Physicians currently insert camera-equipped endoscopes into patients to hunt visible abnormalities, such as tumours, in the gastrointestinal tract and internal organs. Huikai Xie, an associate professor of electrical and computer engineering, is working on replacing the cameras with scanners that see beneath the surface of tissues, revealing abnormal groups of cells or growth patterns before cancerous growths are big enough to be visible.
‘Right now, endoscopes just take pictures of the surface tissue. So, if you see some injury, or abnormality, on the surface, that’s good,’ said Xie. ‘But most of the time, particularly with cancer, the early stages of disease are not so obvious. The technology we are developing is basically to see under the surface, under the epithelial layer.’
Experiments with Xie’s scanning micro-endoscopes on animal tissue have been promising, although his devices have yet to be tested in people. The pencil-sized or smaller-sized endoscopes could one day allow physicians to detect tumours at earlier stages and remove tumours more precisely.
With current camera-equipped endoscopes, once doctors spot abnormalities, they typically perform a biopsy and then send the tissue to a laboratory. However, biopsy is risky and may cause bleeding and even trauma. Also, it usually takes a couple of days to receive the analysis of the biopsy sample from the laboratory. If it is cancerous, surgeons may attempt to remove the abnormality and surrounding tissue, using either endoscopes equipped for surgery or traditional surgical methods.
Xie’s endoscopes replace the cameras with infrared scanners. The heart of his scanner is a tiny motorised MEMS mirror that pivots back and forth to reflect a highly focused infrared beam onto tissue.
Computers process the return signal from the endoscopes, transforming it into a 3D image of the surface tissue and the tissue beneath. One scanner even produces a 360-degree image of all the tissue surrounding the endoscope. Doctors or other trained observers can then search the image for abnormalities or suspicious growth patterns.

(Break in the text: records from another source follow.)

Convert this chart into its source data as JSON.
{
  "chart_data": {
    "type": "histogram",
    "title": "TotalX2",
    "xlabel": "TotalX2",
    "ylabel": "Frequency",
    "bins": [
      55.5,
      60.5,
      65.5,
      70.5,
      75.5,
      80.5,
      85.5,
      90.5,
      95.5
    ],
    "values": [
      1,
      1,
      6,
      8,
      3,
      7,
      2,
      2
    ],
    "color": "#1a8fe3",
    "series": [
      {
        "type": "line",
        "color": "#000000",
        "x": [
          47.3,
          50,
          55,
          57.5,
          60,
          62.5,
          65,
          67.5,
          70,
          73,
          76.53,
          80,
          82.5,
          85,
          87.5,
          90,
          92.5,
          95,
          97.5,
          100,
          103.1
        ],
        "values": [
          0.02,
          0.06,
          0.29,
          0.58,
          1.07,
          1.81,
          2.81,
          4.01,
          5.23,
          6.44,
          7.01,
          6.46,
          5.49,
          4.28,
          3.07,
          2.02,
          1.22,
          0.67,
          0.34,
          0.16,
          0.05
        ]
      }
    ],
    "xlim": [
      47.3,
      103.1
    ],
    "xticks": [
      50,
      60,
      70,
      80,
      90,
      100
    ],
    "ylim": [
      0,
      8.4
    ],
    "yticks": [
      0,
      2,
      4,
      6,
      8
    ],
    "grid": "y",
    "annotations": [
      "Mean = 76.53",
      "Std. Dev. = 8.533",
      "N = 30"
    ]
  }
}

According to Xie, his scanners have achieved a resolution of 10 microns - or 10 millionths of a metre - in laboratory tests, more than 10 times higher resolution than the only other non-camera-based endoscopes on the market, which use ultrasound technology. The high-resolution image also includes depth information, so the risky biopsy can be more specific to avoid randomness or even completely avoided.
He said that doctors could use the endoscopes not only for diagnosis, but also for treatment and surgery. Currently, said Xie, during operations doctors rely on static MRI or CT images of tissue obtained before the operation begins. However, his scanners make images available in real time. That would be particularly useful for regions of the body where removing as little tissue as possible is paramount, such as in brain surgery, he added.
‘We are trying to couple this imaging probe with cutting tools, so that when surgeons begin cutting they know exactly what’s in front of them,’ said Xie.
He recently launched a company, Gainesville-based WiOptix, to speed the commercialisation of the scanning technology.